Other Animal Cell Organelles

Golgi Apparatus: Also called Golgi bodies, the Golgi apparatus is a processing, packaging and sorting center for proteins and lipids make elsewhere in the cell. These usually have a "stack of pancakes" appearance. These are vesicles, or small membrane-bound sacs, that break off from the outer edges of the discs in the Golgi bodies when their contents are ready to be delivered to other parts of the cell. It is useful to envision the Golgi bodies as post offices or mail sorting and delivery centers, with each vesicle breaking off from the main "building" and forming an enclosed capsule of its own resembling a delivery truck or railroad car.

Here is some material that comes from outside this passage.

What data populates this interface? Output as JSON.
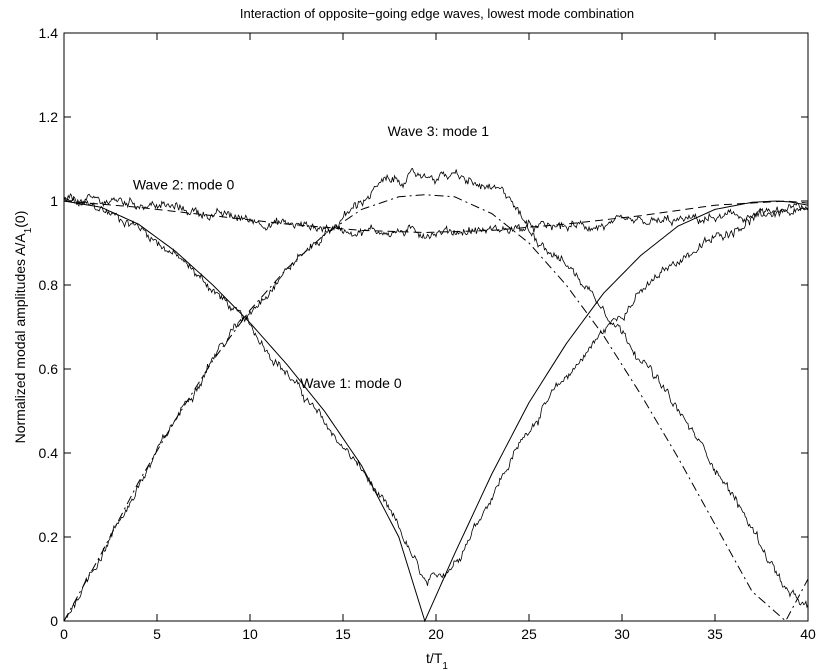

Golgi bodies produce lysosomes, which contain powerful enzymes that can degrade old and worn-out cell components or stray molecules that should not be in the cell.

Endoplasmic Reticulum: The endoplasmic reticulum (ER) is a collection of intersecting tubes and flattened vesicles. This network starts at the nucleus and extends all the way through the cytoplasm to the cell membrane. These are used, as you may have already gathered from their position and structure, to transport substances from one part of the cell to the next; more precisely, they serve as a conduit in which this transport can take place.

There are two types of ER, distinguished by whether they have ribosomes attached or not. Rough ER consists of stacked vesicles to which lots of ribosomes attached. In the rough ER, oligosaccharide groups (relatively short sugars) are attached to small proteins as they pass through en route to other organelles or secretory vesicles. Smooth ER, on the other hand, has no ribosomes. The smooth ER gives rise to vesicles carrying proteins and lipids, and it is also capable of engulfing and inactivating harmful chemicals, thereby performing a sort of exterminator-housekeeper-security function as well as being a transportation conduit.